Helping Our Wild Neighbours In Winter


Helping Our Wild Neighbours In Winter

Talk on the Wild Side

Ponds are incredibly important, even in winter. If yours freezes, melt a hole in the ice to allow visiting wildlife to drink, as well as enter and exit the water. Don’t smash the ice as the shockwaves could harm water-based wildlife. Instead, place a pan of hot water on the surface until a hole has been melted.

Herbaceous and hollow-stemmed plants are perfect winter holiday homes for many insects and so are quite happy to be left untouched and unpruned until warmer spring days.

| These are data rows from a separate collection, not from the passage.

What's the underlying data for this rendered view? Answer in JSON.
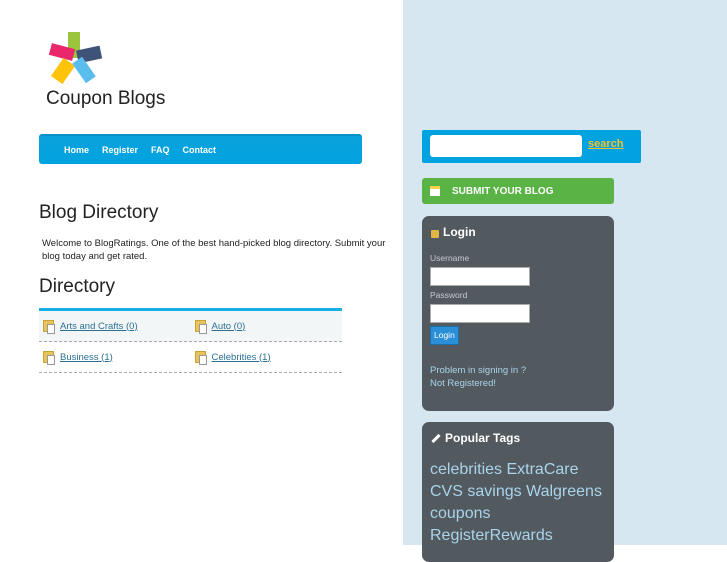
{
  "site": {
    "title": "Coupon Blogs"
  },
  "nav": [
    {
      "label": "Home"
    },
    {
      "label": "Register"
    },
    {
      "label": "FAQ"
    },
    {
      "label": "Contact"
    }
  ],
  "main": {
    "heading": "Blog Directory",
    "welcome": "Welcome to BlogRatings. One of the best hand-picked blog directory. Submit your blog today and get rated.",
    "directory_heading": "Directory",
    "categories": [
      {
        "label": "Arts and Crafts (0)"
      },
      {
        "label": "Auto (0)"
      },
      {
        "label": "Business (1)"
      },
      {
        "label": "Celebrities (1)"
      }
    ]
  },
  "sidebar": {
    "search": {
      "value": "",
      "button": "search"
    },
    "submit": "SUBMIT YOUR BLOG",
    "login": {
      "title": "Login",
      "username_label": "Username",
      "password_label": "Password",
      "button": "Login",
      "problem_link": "Problem in signing in ?",
      "register_link": "Not Registered!"
    },
    "tags": {
      "title": "Popular Tags",
      "items": [
        "celebrities",
        "ExtraCare",
        "CVS",
        "savings",
        "Walgreens",
        "coupons",
        "RegisterRewards"
      ]
    }
  },
  "colors": {
    "accent": "#00a3e0",
    "submit": "#59b345",
    "panel": "#52595f",
    "sidebar_bg": "#d7e7f2"
  }
}
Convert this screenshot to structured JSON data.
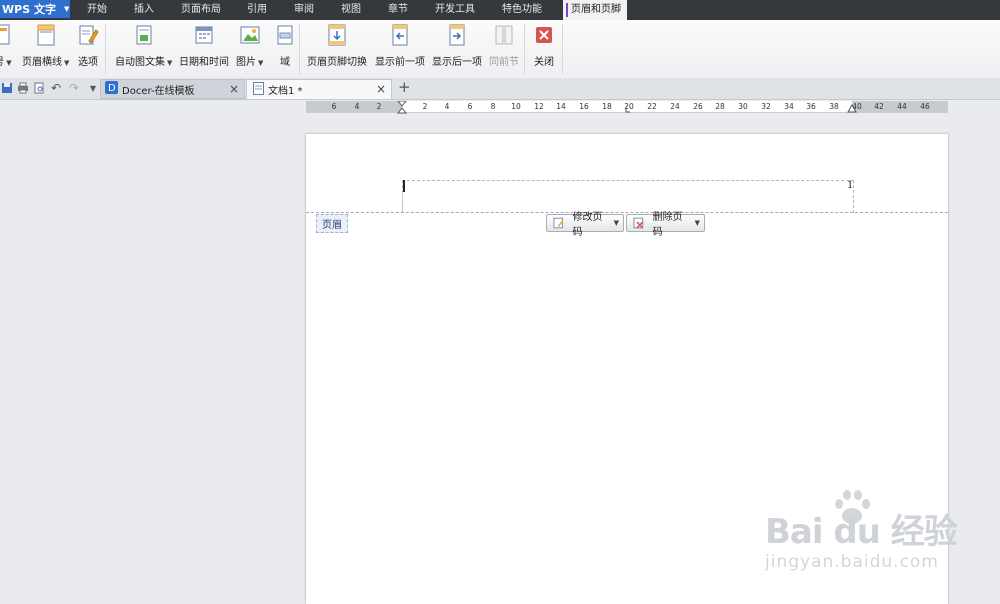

It’s always a good idea to leave a few wild areas of your garden to their own devices – an unruly corner of of leaves or branches is a dream home for nesting animals to hide in or even hibernate. By leaving garden borders and shrubs until the big spring clean, you’ll also be providing much needed shelter for overwintering insects.

Likewise, a compost heap is an oasis for toads and even grass snakes (don’t worry they’re entirely harmless and more scared of us!).

Everyone loves hedgehogs and a dish of minced meat (even tinned dog food, so long as it’s not fish-based) or scrambled eggs will be much appreciated by these prickly little critters on cold winter nights. Note that milk is a big no-no: it’s best to provide fresh water instead.

Strictly for the Birds

Many birds will travel far to visit your garden eatery so it’s important to ensure you keep all of your bird feeders topped up for when they arrive. Remember, too, to place food on the ground and on the bird table.

The ever-popular birdbath should be kept topped up throughout January: if the water freezes overnight, simply add heated fresh water.

Keep your window bird feeders topped up with seed as these will help to attract blue tits and sparrows.